As you study biology, you may make different types of inferences. For example, you may generalize about all cases based on information about some cases: All the plant roots I've observed grow downward, so I infer that all roots grow downward. You may determine that one factor or event was caused by another factor or event: The bacteria died after I applied bleach, so I infer that bleach kills bacteria. Predictions may be another type of inference.
Predicting
People often make predictions, but their statements about the future could be either guesses or inferences. In science, a prediction is an inference about a future event based on evidence, experience, or knowledge. For example, you can say, On the first day next month, it will be sunny. If your statement is based on evidence of weather patterns in the area, then the prediction is scientific. If the statement was made without considering any evidence, it's just a guess.
Predictions play a major role in science because they provide a way to test ideas. If scientists understand an event or the properties of a particular object, they should be able to make accurate predictions about that event or object. Some predictions can be tested simply by making observations. At other times, carefully designed experiments are needed. You'll read more about the relationship between predictions and experiments as you read on.
Classifying
If you have ever heard people debate whether a tomato is a fruit or a vegetable, you've heard an argument about classification. Classifying is the process of grouping items that are alike according to some organizing idea or system. Classifying occurs in every branch of science, but it is especially important in biology because living things are so numerous and diverse.
You may have the chance to practice classifying in different ways. Sometimes you will place objects into groups using an established system. At other times, you may create a system of your own by examining a variety of objects and identifying their properties.

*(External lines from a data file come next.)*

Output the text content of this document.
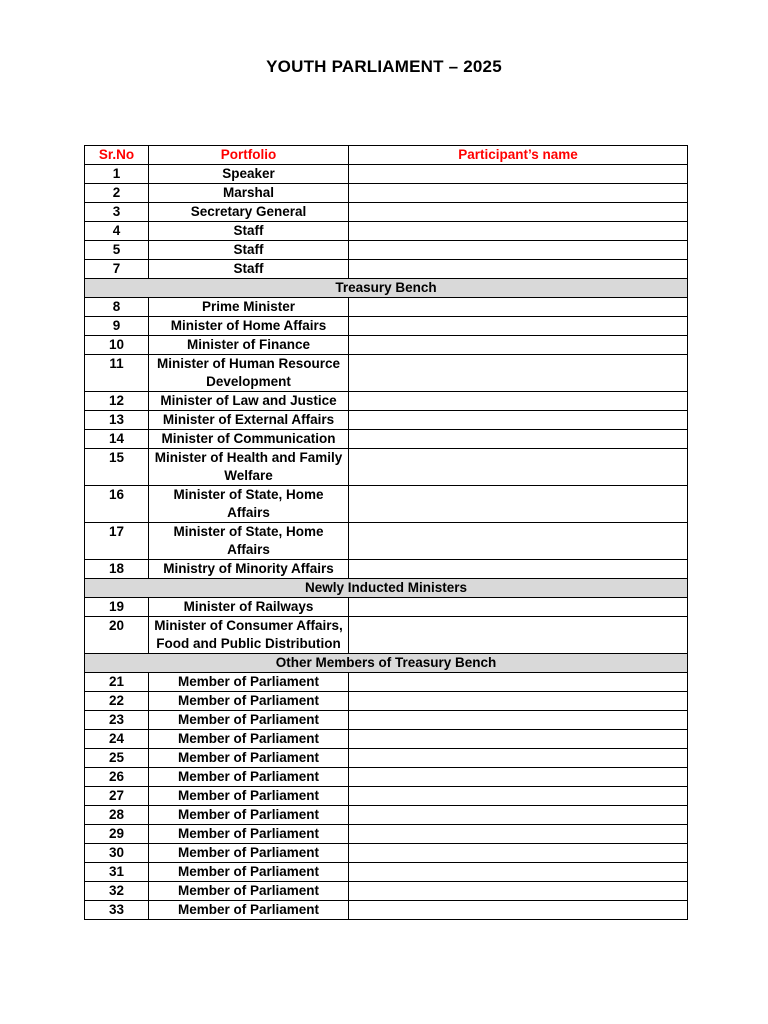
YOUTH PARLIAMENT – 2025
Sr.No	Portfolio	Participant’s name
1	Speaker	
2	Marshal	
3	Secretary General	
4	Staff	
5	Staff	
7	Staff	
Treasury Bench		
8	Prime Minister	
9	Minister of Home Affairs	
10	Minister of Finance	
11	Minister of Human Resource Development	
12	Minister of Law and Justice	
13	Minister of External Affairs	
14	Minister of Communication	
15	Minister of Health and Family Welfare	
16	Minister of State, Home Affairs	
17	Minister of State, Home Affairs	
18	Ministry of Minority Affairs	
Newly Inducted Ministers		
19	Minister of Railways	
20	Minister of Consumer Affairs, Food and Public Distribution	
Other Members of Treasury Bench		
21	Member of Parliament	
22	Member of Parliament	
23	Member of Parliament	
24	Member of Parliament	
25	Member of Parliament	
26	Member of Parliament	
27	Member of Parliament	
28	Member of Parliament	
29	Member of Parliament	
30	Member of Parliament	
31	Member of Parliament	
32	Member of Parliament	
33	Member of Parliament	
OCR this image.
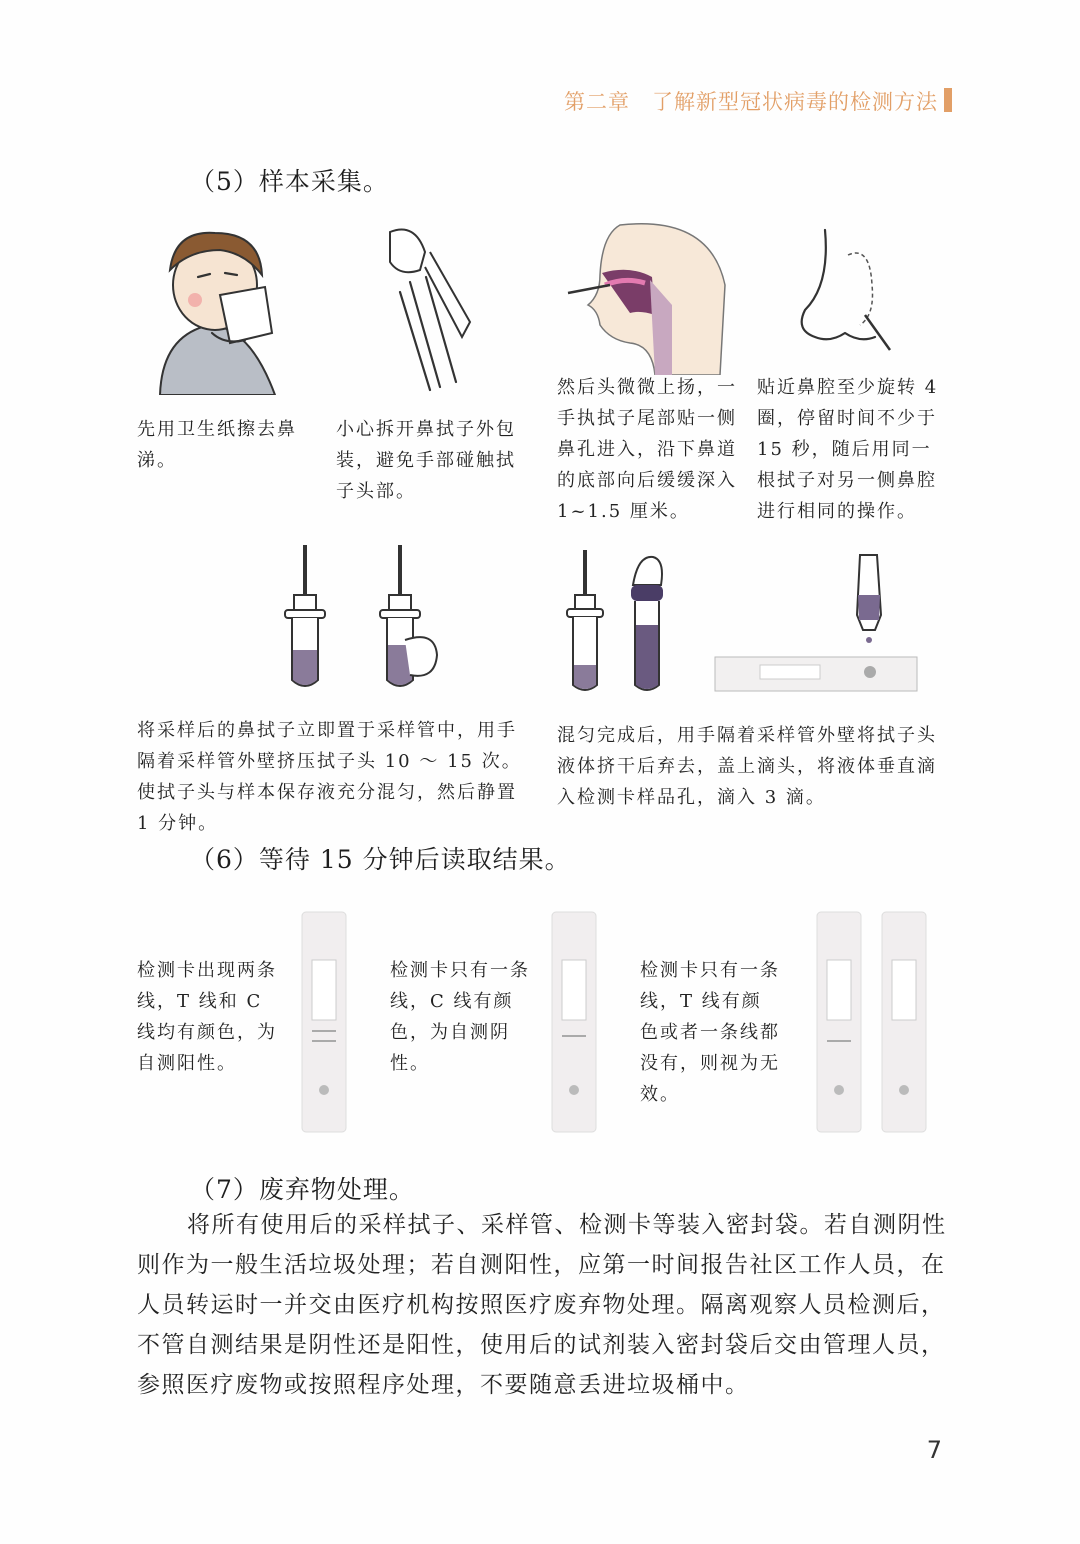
第二章 了解新型冠状病毒的检测方法
（5）样本采集。
先用卫生纸擦去鼻涕。
小心拆开鼻拭子外包装，避免手部碰触拭子头部。
然后头微微上扬，一手执拭子尾部贴一侧鼻孔进入，沿下鼻道的底部向后缓缓深入 1~1.5 厘米。
贴近鼻腔至少旋转 4 圈，停留时间不少于 15 秒，随后用同一根拭子对另一侧鼻腔进行相同的操作。
将采样后的鼻拭子立即置于采样管中，用手隔着采样管外壁挤压拭子头 10 ～ 15 次。使拭子头与样本保存液充分混匀，然后静置 1 分钟。
混匀完成后，用手隔着采样管外壁将拭子头液体挤干后弃去，盖上滴头，将液体垂直滴入检测卡样品孔，滴入 3 滴。
（6）等待 15 分钟后读取结果。
检测卡出现两条线，T 线和 C线均有颜色，为自测阳性。
检测卡只有一条线，C 线有颜色，为自测阴性。
检测卡只有一条线，T 线有颜色或者一条线都没有，则视为无效。
（7）废弃物处理。
将所有使用后的采样拭子、采样管、检测卡等装入密封袋。若自测阴性则作为一般生活垃圾处理；若自测阳性，应第一时间报告社区工作人员，在人员转运时一并交由医疗机构按照医疗废弃物处理。隔离观察人员检测后，不管自测结果是阴性还是阳性，使用后的试剂装入密封袋后交由管理人员，参照医疗废物或按照程序处理，不要随意丢进垃圾桶中。
7
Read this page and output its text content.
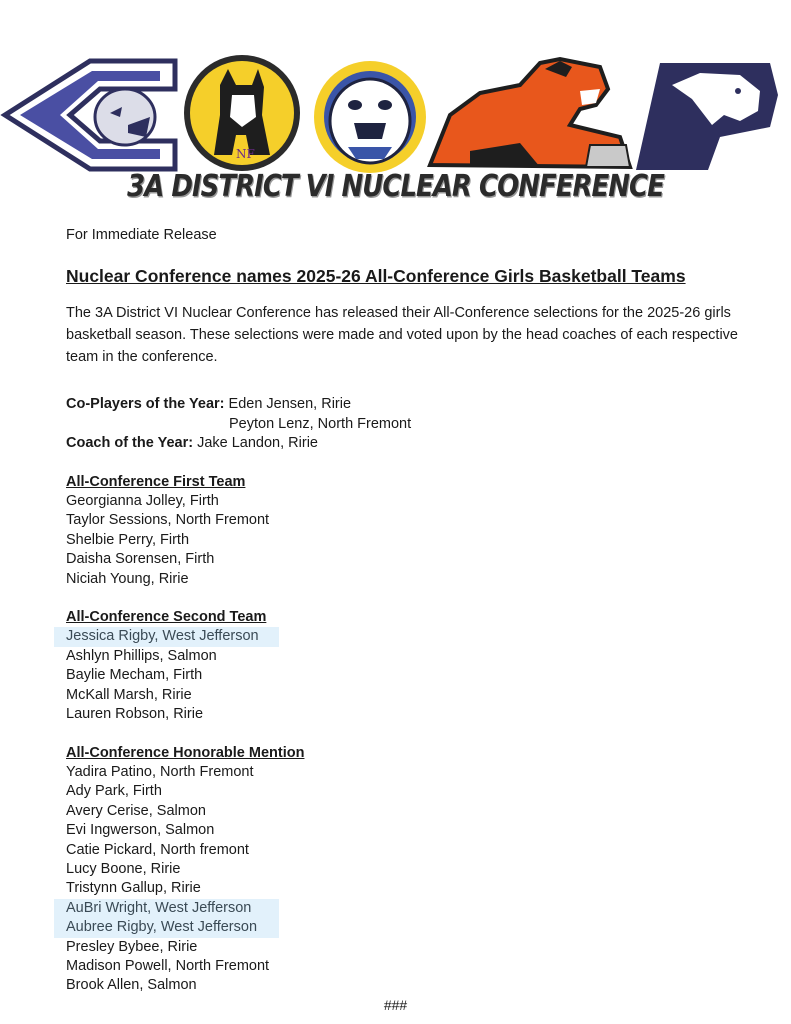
NF
3A DISTRICT VI NUCLEAR CONFERENCE

For Immediate Release

Nuclear Conference names 2025-26 All-Conference Girls Basketball Teams

The 3A District VI Nuclear Conference has released their All-Conference selections for the 2025-26 girls basketball season. These selections were made and voted upon by the head coaches of each respective team in the conference.

Co-Players of the Year:
Eden Jensen, Ririe
Peyton Lenz, North Fremont
Coach of the Year:
Jake Landon, Ririe
All-Conference First Team
Georgianna Jolley, Firth
Taylor Sessions, North Fremont
Shelbie Perry, Firth
Daisha Sorensen, Firth
Niciah Young, Ririe
All-Conference Second Team
Jessica Rigby, West Jefferson
Ashlyn Phillips, Salmon
Baylie Mecham, Firth
McKall Marsh, Ririe
Lauren Robson, Ririe
All-Conference Honorable Mention
Yadira Patino, North Fremont
Ady Park, Firth
Avery Cerise, Salmon
Evi Ingwerson, Salmon
Catie Pickard, North fremont
Lucy Boone, Ririe
Tristynn Gallup, Ririe
AuBri Wright, West Jefferson
Aubree Rigby, West Jefferson
Presley Bybee, Ririe
Madison Powell, North Fremont
Brook Allen, Salmon
###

Classification can have different purposes. Sometimes it's done just to keep things organized, for example, to make lab supplies easy to find. More likely, though, classification helps scientists understand living things better and discover relationships among them. For example, biologists classify certain animal parts as bone or muscle and investigate how they work together. One way biologists determine how groups of vertebrates are related is to compare their bones.
Using Models
Some cities refuse to approve any new buildings that could cast shadows on a popular park. As architects plan buildings in such locations, they use models that can show where a proposed building's shadow will fall at any time of day at any season of the year. A model is a mental or physical representation of an object, process, or event. In science, models are usually made to help people understand natural objects and processes.
Models can be varied. Mental models, such as mathematical equations, can represent some kinds of ideas or processes. For example, the equation for the surface area of a sphere can model the surface of Earth, enabling scientists to determine its size. Physical models can be made of a huge variety of materials; they can be two-dimensional (flat) or three-dimensional (having depth). In biology, a drawing of a molecule or a cell is a typical two-dimensional model. Common three-dimensional models include a representation of a DNA molecule and a plastic skeleton of an animal.
Physical models can also be made “to scale,” which means they are in proportion to the actual object. Something very large, such as an area of land being studied, can be shown at 1/100 of its actual size. A tiny organism can be shown at 100 times its size.